I to jest właśnie kwintesencja problemu. Gdyby jednak rzecz była prosta (świetny weterynarz mówi "przebijamy"), to byłoby już dawno po sprawie. Ale, jak wspominałem, opinie bywały sprzeczne. Ja też nie jestem pewiem czy jakiś zabieg ma sens, bo żółw funkcjonował tak wiele lat przed trafieniem do mnie (wypadek był dawny, gad został znaleziony... w lesie przez "znajomych znajomych"). Nie mam pojęcia czy ma on w ogóle nos zdolny do odczuwania zapachów. Może po latach zwyczajnie wszystko jest już wewnątrz zaklejone i zarośnięte (gad od zawsze oddychał pyskiem). Ba, może miał ten układ zarośnięty od urodzenia! Rzecz jest dyskusyjna i właśnie dlatego rzuciłem tu ten wątek.Ale czy nie bylby "szczesliwszy" gdyby mogl oddychac normalnie i czuc zapachy?
Tu w ogóle nie ma dyskusji. Zostawiamy jak jest. Powieka jest co prawda częściowo zrośnięta, ale otwór jest mniej więcej wielkości źrenicy, a więc żadne cięcie nie wchodzi w grę.Jesli chodzi o to oko, to juz naprawde trudno cos poradzic i tu znowu wet sie klania. Moze lepiej byloby to zostawic, bo to calkiem powazny zabieg.
Ten żółw w ogóle jest ciekawy, bo sprawia wrażenie... upośledzonego umysłowo. Jest zadziwiająco ruchliwy, sprytny i zaradny życiowo (np. zawsze zajmie najlepsze miejsce, wraca z każdego punktu mieszkania itp.). Ale zachowuje się, jakby nie miał żadnego poczucia niebezpieczeństwa. Inny słabowidzący (zaćma) chodzi powoli, z głową przy ziemi, uważnie ogląda każdą zmianę podłoża (np. granicę między wykładzinami). Nie ma mowy, aby spadł np. ze stołu.
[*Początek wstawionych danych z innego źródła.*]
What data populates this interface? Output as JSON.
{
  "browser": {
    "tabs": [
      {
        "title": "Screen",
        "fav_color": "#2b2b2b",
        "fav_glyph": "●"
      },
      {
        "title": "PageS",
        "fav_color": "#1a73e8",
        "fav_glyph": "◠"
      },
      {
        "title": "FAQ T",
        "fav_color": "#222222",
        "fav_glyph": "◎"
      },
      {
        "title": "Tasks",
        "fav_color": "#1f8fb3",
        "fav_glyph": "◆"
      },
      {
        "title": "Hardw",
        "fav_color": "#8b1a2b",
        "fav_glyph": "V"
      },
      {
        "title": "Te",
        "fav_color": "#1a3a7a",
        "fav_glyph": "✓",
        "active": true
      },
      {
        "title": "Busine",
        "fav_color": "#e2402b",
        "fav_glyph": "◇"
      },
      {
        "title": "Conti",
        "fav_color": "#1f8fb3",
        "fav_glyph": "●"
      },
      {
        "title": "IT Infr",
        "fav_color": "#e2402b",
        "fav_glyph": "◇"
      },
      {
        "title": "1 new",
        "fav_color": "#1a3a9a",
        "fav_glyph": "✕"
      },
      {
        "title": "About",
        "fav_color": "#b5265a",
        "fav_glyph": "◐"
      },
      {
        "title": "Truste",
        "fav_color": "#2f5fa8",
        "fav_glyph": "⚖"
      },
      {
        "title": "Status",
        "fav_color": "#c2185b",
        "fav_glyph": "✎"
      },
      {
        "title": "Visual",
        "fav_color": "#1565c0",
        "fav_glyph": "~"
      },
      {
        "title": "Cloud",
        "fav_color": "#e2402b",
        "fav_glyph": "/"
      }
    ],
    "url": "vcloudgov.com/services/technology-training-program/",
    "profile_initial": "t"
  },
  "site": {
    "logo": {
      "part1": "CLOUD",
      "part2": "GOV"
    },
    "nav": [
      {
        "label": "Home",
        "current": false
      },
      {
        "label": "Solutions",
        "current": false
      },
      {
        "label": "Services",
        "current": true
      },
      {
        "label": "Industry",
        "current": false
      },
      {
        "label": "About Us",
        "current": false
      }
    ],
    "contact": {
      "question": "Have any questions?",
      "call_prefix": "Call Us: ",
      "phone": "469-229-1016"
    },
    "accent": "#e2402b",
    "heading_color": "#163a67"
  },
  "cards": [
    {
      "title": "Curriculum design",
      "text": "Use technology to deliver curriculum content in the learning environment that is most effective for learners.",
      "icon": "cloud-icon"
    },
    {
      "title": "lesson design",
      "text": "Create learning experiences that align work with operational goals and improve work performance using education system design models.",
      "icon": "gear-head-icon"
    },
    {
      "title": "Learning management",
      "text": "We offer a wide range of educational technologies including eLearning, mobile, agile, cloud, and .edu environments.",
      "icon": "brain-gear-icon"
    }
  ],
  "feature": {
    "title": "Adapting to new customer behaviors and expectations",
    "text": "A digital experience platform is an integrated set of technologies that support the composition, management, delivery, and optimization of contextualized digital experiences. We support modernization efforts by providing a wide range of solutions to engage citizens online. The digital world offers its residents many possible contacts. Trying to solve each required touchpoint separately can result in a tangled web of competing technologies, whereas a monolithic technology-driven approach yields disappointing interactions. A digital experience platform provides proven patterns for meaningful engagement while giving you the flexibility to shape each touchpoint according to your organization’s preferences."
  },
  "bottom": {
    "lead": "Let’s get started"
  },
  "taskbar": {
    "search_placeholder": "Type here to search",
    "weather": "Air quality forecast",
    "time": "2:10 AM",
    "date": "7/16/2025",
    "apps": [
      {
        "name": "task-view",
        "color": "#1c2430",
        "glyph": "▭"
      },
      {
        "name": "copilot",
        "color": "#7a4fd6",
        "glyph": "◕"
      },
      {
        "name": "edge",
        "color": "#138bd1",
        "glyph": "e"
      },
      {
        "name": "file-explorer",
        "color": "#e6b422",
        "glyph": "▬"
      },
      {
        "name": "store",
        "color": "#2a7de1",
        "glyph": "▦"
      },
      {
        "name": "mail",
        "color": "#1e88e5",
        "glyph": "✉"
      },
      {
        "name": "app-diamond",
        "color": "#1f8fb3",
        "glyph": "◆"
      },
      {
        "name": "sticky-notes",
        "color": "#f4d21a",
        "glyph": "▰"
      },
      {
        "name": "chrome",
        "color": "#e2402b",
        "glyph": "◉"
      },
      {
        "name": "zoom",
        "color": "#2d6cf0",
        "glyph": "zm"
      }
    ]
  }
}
Połamaniec sadzi wielkimi krokami do przodu. Jak puknie nosem w ścianę, to się rozejrzy i pójdzie w inna stronę. Postawiony blisko brzegu przepaści (oczywiście w sposób kontrolowany) spada i nawet się nie przejmuje - idzie dalej i nie wyciąga żadnych wniosków. Jedząc obraca się w stronę widzącego oka - przez lata nie potrafi zrozumieć, że widzi tylko jednym i jedzenie jest z przodu, a nie z boku (ale jak jest wokół, to zawsze w coś trafi :-).
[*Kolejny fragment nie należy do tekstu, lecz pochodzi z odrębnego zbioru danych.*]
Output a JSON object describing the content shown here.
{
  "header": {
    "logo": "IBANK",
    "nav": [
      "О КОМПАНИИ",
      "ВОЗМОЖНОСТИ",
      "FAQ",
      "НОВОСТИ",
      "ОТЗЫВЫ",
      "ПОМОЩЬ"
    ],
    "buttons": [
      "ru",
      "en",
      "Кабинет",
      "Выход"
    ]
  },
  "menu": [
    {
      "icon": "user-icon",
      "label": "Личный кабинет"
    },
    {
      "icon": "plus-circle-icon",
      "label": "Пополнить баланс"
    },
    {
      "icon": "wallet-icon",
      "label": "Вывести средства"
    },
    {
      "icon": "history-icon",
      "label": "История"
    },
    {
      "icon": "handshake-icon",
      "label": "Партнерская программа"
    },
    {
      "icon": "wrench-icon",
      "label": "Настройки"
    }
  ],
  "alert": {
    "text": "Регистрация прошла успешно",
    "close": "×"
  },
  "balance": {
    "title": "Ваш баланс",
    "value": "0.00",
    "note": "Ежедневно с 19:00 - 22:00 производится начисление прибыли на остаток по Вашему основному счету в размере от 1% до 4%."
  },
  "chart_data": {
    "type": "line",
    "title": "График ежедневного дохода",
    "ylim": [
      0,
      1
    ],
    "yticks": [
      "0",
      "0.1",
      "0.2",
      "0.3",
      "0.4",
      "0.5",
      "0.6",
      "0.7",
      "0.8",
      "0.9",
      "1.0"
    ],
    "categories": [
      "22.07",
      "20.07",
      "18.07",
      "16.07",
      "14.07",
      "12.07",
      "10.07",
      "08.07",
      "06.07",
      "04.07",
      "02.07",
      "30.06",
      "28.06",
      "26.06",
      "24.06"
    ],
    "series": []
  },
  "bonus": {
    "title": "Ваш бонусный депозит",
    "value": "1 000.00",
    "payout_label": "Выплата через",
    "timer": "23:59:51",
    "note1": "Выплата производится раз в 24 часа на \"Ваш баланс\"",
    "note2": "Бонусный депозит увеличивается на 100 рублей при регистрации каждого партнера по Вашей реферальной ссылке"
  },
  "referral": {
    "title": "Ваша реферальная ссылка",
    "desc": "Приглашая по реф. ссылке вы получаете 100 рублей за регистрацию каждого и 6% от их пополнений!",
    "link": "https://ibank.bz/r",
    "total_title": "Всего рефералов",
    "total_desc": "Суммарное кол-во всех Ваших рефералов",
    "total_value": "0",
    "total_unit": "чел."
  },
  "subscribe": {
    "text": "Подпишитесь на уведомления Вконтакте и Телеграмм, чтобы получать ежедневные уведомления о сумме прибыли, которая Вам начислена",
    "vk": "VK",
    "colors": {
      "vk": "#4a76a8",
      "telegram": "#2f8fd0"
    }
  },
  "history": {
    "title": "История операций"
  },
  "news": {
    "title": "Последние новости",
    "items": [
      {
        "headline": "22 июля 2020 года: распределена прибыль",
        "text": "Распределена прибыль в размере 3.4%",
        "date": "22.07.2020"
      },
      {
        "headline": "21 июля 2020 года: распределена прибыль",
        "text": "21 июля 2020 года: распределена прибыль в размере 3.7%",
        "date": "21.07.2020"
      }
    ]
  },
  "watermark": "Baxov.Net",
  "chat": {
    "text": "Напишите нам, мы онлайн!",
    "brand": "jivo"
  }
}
Niedawno miałem problem z okiem u innego żółwia (był osobny wątek) - przez pewien czas patrzył tylko jednym, podobnie jak Połamaniec. Ale jadł bez kłopotu. Błyskawicznie zorientował się, jakie poprawki "w celowaniu" trzeba wprowadzać. Obserwowałem to z dużym zainteresowaniem, właśnie pod kątem Połamańca, który wyraźnie nie jest w stanie skojarzyć prostych faktów. Jest więc możliwość, że ten żółw od urodzenia był "uszkodzony", i właśnie dlatego uległ wypadkowi.